Atheist Hope

by Patrick Appel

A reader writes:

"So, yes, religion has to answer for the crusades.  And atheists have to answer for having no meaningful words of hope to provide in crisis."

Excuse me? Just because the reader has witnessed people with faith drawing strength from that "belief [in their] existential choice" does not mean that people without faith have no strength to draw on. My entire family is atheist. We've weathered the death of my mother and grandfather in car crashes, my father's death from cancer, three divorces, one cousin going blind while caring for three special-needs kids, and my own struggles with infertility -- without once any of us needing to deliberately set aside rationality or reason in order to be comforted by an imaginary friend.

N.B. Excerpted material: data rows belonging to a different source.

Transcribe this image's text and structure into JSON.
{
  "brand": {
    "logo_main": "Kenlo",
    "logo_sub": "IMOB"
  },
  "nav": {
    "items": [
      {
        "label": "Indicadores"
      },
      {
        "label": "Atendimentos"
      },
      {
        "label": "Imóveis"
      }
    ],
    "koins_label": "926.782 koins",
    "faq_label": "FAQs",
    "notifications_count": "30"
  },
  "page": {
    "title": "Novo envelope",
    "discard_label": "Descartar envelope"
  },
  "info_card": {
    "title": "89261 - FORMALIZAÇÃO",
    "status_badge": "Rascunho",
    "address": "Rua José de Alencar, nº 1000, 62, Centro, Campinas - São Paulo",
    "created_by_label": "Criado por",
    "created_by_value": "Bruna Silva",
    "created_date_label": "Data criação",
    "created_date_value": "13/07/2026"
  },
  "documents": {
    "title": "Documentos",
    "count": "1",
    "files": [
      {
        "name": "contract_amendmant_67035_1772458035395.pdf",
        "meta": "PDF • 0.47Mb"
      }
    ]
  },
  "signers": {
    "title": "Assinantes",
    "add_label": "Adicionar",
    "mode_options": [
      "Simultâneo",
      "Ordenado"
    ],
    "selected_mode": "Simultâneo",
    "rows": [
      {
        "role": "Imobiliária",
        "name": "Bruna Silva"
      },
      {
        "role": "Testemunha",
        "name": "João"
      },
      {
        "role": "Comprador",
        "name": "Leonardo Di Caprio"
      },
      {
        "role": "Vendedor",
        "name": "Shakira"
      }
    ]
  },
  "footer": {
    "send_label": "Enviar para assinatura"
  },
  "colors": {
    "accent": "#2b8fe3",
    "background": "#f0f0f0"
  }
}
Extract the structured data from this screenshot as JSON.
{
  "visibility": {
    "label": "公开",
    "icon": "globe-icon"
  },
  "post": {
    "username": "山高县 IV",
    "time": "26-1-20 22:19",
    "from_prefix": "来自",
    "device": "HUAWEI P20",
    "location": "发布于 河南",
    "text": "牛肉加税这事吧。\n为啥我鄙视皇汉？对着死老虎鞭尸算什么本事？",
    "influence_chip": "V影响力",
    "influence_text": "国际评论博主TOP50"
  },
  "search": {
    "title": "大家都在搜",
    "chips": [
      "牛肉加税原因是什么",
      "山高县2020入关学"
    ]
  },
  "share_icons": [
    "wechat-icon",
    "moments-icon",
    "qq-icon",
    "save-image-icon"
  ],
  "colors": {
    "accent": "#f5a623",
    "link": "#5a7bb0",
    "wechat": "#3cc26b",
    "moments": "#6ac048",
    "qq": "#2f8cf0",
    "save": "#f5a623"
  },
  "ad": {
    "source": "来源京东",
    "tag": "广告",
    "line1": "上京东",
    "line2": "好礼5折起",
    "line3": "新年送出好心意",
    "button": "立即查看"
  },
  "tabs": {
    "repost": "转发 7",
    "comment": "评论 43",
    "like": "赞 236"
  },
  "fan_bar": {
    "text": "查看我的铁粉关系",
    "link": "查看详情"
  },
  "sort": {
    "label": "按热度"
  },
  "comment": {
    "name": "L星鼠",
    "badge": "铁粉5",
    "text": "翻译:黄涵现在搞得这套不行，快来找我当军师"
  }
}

We lean on one another. My father died when I was in grade school. My mother didn't tell me he was in God's hands. She told me that she loved me and that she was hurting too, and that together we would survive. When my mother was killed, my grandparents didn't tell me that "everything happens for a reason." They told me they loved me, that they were grieving their daughter (she was their daughter-in-law, but they loved her as their daughter), and that I always had a home with them. My aunt is going through a rough divorce after 40 years of marriage, and she says "we won't ever get over this. But we will get through this."

If people who believe in a deity take comfort from that belief when they're suffering, more power to them. But I greatly resent being TOLD that because I don't believe in the Bearded Sky Fairy that therefore my way of coping with suffering MUST by definition be inferior, empty, hollow, and meaningless. It works for me, and it works for my family. Kindly give me the same respect that I afford you as a theist and don't assume that because you don't understand or agree with our method that it must be stupid or useless.